Tamasha is no different from it either but what adds more glory to this artsy story is how the film is essentially about two soulmates, their togetherness as strangers and their loneliness in familiarity. It is about how a man fights with his inner self and how he is helped by the lady-love to understand himself and come to terms with who he is and what he actually wants to be. I was thrilled to see how the male protagonist starts to get the answers he had been questioning life throughout and they do leave me feeling warm and fuzzy, but that’s not enough — it is more than just about love. It is more about love adding more meaning to each other’s lives — a sense of understanding the complexities of human behaviour and about strayed strangers journeying towards each other, finding comfort forever thereafter. It is a complex story about people and how often people need people to complete themselves and bring life back to life.

Now Tamasha is not just about finding soul mate — there’s more to it. It is about a character finding answers to his life — battling between the self that he is with the self that he actually should be and how turn of events make him realise the ‘tamasha’ he has made of himself and his life all this while. They are like windows leaping out to open more windows and in the process opening reasons to live life fuller and richer in spirits. What took me aback was the angle of the movie being a story teller’s journey. How art (be it of any kind) can conquer the human mind in gripping ways!

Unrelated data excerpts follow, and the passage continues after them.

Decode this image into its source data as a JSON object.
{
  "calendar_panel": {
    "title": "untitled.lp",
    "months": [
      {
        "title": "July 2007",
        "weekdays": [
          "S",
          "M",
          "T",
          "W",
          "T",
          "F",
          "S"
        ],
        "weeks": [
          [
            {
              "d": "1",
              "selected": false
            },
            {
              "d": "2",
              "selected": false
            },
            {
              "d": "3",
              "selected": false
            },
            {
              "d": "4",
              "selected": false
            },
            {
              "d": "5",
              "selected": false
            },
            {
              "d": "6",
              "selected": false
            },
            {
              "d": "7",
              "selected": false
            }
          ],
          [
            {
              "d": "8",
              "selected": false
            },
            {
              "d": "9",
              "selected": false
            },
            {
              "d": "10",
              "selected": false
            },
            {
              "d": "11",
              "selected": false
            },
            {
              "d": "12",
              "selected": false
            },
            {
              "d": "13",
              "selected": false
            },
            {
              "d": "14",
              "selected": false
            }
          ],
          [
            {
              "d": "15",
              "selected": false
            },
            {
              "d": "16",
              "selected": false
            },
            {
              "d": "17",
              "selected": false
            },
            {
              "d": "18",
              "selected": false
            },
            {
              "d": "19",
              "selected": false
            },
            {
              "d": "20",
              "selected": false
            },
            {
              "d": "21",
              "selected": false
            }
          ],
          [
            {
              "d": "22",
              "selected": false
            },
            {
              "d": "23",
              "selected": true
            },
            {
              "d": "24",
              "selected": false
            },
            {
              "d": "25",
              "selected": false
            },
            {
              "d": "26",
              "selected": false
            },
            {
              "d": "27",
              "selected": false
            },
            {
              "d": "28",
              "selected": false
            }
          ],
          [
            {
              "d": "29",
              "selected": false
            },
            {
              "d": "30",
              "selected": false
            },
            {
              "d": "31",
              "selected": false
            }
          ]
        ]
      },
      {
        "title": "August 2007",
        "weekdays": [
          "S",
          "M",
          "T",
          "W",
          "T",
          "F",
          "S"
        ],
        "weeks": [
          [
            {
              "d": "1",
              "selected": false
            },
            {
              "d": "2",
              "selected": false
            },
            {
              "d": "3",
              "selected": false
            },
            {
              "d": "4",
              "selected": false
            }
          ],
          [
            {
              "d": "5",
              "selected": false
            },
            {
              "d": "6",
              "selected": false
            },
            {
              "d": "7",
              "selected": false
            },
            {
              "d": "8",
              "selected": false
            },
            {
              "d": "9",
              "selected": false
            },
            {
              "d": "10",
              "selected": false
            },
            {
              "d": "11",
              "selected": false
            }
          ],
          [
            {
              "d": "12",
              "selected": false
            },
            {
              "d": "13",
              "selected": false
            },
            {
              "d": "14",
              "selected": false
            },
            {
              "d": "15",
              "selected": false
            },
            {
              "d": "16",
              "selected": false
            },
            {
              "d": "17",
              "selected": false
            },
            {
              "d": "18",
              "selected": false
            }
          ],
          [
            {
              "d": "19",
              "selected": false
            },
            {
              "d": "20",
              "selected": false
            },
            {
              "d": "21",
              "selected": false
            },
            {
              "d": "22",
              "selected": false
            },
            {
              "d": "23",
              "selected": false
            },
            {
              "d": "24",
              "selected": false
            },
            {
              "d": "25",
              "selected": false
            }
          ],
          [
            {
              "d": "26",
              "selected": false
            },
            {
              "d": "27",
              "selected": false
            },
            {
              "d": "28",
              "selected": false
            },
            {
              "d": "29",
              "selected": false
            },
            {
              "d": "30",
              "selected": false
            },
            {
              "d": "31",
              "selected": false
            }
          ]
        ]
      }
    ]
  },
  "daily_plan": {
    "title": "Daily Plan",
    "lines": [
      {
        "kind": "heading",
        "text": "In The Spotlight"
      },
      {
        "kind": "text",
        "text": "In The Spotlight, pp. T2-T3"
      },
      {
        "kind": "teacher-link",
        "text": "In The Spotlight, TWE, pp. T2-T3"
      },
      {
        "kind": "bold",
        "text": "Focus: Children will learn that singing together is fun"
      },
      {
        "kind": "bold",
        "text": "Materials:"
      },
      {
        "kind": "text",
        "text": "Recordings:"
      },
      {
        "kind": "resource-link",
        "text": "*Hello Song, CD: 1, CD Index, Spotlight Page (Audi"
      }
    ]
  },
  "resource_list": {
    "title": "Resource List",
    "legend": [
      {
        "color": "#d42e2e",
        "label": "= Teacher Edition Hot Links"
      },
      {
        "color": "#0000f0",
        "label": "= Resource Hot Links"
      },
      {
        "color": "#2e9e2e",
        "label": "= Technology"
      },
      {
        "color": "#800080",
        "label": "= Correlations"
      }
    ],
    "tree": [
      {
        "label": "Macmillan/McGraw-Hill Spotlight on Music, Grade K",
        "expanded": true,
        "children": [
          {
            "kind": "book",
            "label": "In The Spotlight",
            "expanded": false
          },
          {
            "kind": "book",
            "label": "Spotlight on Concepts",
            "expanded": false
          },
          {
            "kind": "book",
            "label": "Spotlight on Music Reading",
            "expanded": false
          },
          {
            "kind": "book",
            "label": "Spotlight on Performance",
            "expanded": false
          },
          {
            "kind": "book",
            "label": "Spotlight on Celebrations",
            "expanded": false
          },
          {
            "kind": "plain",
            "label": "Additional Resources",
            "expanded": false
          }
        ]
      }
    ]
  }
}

The film is also about a woman who invests in a relationship — the one who expresses her feelings and seeks direction in love. She is also the trigger — the mirror in which the male protagonist will eventually spot his real reflection. The one who will make him realise that he is no average — he is no mediocre — he is much more than what he considers himself to be. The movie neither pretends to celebrate love in pompous ways when it is present nor fake paranoia when it is absent — and that makes the story more close to being real and less of a Bollywood tell-tale.

There’s no denying my inclination for Imtiaz Ali movies and I can heedlessly trust I’ll enjoy watching them every single time but this movie has been a little more of a fanciful affair. The story and the characters of Tamasha will hang on to me for quite some time until, of course, reality comes to ground me in undetermined ways.

It’s crazy how often we can relate to stories in the most unnatural ways ..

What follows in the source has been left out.